Lucinda Childs n’en est pas à sa première collaboration avec l’institution parisienne. En 1998, elle a imaginé Sunrise of the Planetary Dream Collector, sur une musique de Terry Riley. Cette pièce sera d’ailleurs spécialement remontée dans le cadre de Lucinda Childs X 100. « À l’époque, nombreux·ses étaient les danseur·ses qui se sont battu·es avec les exigences physiques et la concentration intense qu’exigent ce spectacle, se souvient-elle.
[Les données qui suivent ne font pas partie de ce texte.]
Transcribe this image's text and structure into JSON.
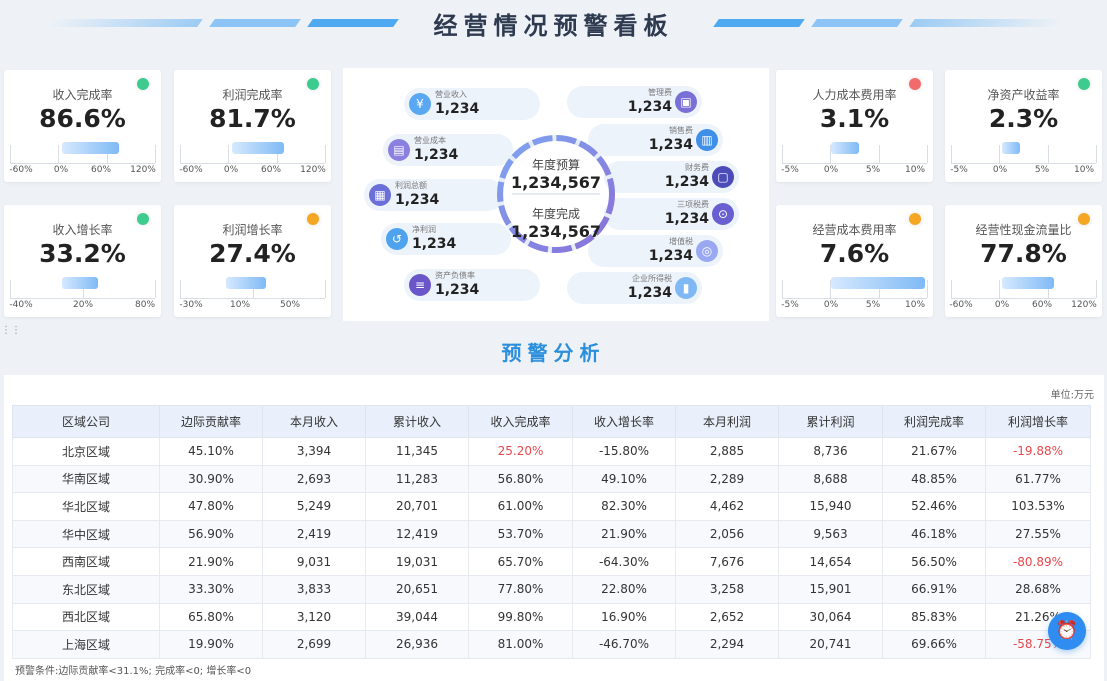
{
  "header": {
    "title": "经营情况预警看板"
  },
  "kpis": [
    {
      "label": "收入完成率",
      "value": "86.6%",
      "status": "green",
      "ticks": [
        "-60%",
        "0%",
        "60%",
        "120%"
      ]
    },
    {
      "label": "利润完成率",
      "value": "81.7%",
      "status": "green",
      "ticks": [
        "-60%",
        "0%",
        "60%",
        "120%"
      ]
    },
    {
      "label": "收入增长率",
      "value": "33.2%",
      "status": "green",
      "ticks": [
        "-40%",
        "20%",
        "80%"
      ]
    },
    {
      "label": "利润增长率",
      "value": "27.4%",
      "status": "orange",
      "ticks": [
        "-30%",
        "10%",
        "50%"
      ]
    },
    {
      "label": "人力成本费用率",
      "value": "3.1%",
      "status": "red",
      "ticks": [
        "-5%",
        "0%",
        "5%",
        "10%"
      ]
    },
    {
      "label": "净资产收益率",
      "value": "2.3%",
      "status": "green",
      "ticks": [
        "-5%",
        "0%",
        "5%",
        "10%"
      ]
    },
    {
      "label": "经营成本费用率",
      "value": "7.6%",
      "status": "orange",
      "ticks": [
        "-5%",
        "0%",
        "5%",
        "10%"
      ]
    },
    {
      "label": "经营性现金流量比",
      "value": "77.8%",
      "status": "orange",
      "ticks": [
        "-60%",
        "0%",
        "60%",
        "120%"
      ]
    }
  ],
  "center": {
    "budget_label": "年度预算",
    "budget_value": "1,234,567",
    "done_label": "年度完成",
    "done_value": "1,234,567",
    "left_items": [
      {
        "label": "营业收入",
        "value": "1,234"
      },
      {
        "label": "营业成本",
        "value": "1,234"
      },
      {
        "label": "利润总额",
        "value": "1,234"
      },
      {
        "label": "净利润",
        "value": "1,234"
      },
      {
        "label": "资产负债率",
        "value": "1,234"
      }
    ],
    "right_items": [
      {
        "label": "管理费",
        "value": "1,234"
      },
      {
        "label": "销售费",
        "value": "1,234"
      },
      {
        "label": "财务费",
        "value": "1,234"
      },
      {
        "label": "三项税费",
        "value": "1,234"
      },
      {
        "label": "增值税",
        "value": "1,234"
      },
      {
        "label": "企业所得税",
        "value": "1,234"
      }
    ]
  },
  "analysis": {
    "title": "预警分析",
    "unit": "单位:万元",
    "columns": [
      "区域公司",
      "边际贡献率",
      "本月收入",
      "累计收入",
      "收入完成率",
      "收入增长率",
      "本月利润",
      "累计利润",
      "利润完成率",
      "利润增长率"
    ],
    "rows": [
      [
        "北京区域",
        "45.10%",
        "3,394",
        "11,345",
        "25.20%",
        "-15.80%",
        "2,885",
        "8,736",
        "21.67%",
        "-19.88%"
      ],
      [
        "华南区域",
        "30.90%",
        "2,693",
        "11,283",
        "56.80%",
        "49.10%",
        "2,289",
        "8,688",
        "48.85%",
        "61.77%"
      ],
      [
        "华北区域",
        "47.80%",
        "5,249",
        "20,701",
        "61.00%",
        "82.30%",
        "4,462",
        "15,940",
        "52.46%",
        "103.53%"
      ],
      [
        "华中区域",
        "56.90%",
        "2,419",
        "12,419",
        "53.70%",
        "21.90%",
        "2,056",
        "9,563",
        "46.18%",
        "27.55%"
      ],
      [
        "西南区域",
        "21.90%",
        "9,031",
        "19,031",
        "65.70%",
        "-64.30%",
        "7,676",
        "14,654",
        "56.50%",
        "-80.89%"
      ],
      [
        "东北区域",
        "33.30%",
        "3,833",
        "20,651",
        "77.80%",
        "22.80%",
        "3,258",
        "15,901",
        "66.91%",
        "28.68%"
      ],
      [
        "西北区域",
        "65.80%",
        "3,120",
        "39,044",
        "99.80%",
        "16.90%",
        "2,652",
        "30,064",
        "85.83%",
        "21.26%"
      ],
      [
        "上海区域",
        "19.90%",
        "2,699",
        "26,936",
        "81.00%",
        "-46.70%",
        "2,294",
        "20,741",
        "69.66%",
        "-58.75%"
      ]
    ],
    "negative_cells": [
      [
        0,
        4
      ],
      [
        0,
        9
      ],
      [
        4,
        9
      ],
      [
        7,
        9
      ]
    ],
    "note": "预警条件:边际贡献率<31.1%; 完成率<0; 增长率<0"
  },
  "colors": {
    "accent": "#2f8cf0",
    "green": "#3ecb8e",
    "red": "#f16b6b",
    "orange": "#f5a623",
    "negative": "#e8474c"
  }
}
Mais le résultat a été impressionnant et je suis ravie que cela fasse partie de la soirée. » Parallèlement, Childs a choisi Concerto (1993) « parce que c’est une œuvre qui a été présentée à l’international depuis 1998 ». En introduction, elle a articulé différentes créations de ses débuts se déroulant en silence « pour souligner la configuration conceptuelle de mon mouvement, qui est un objectif prédominant chez moi. »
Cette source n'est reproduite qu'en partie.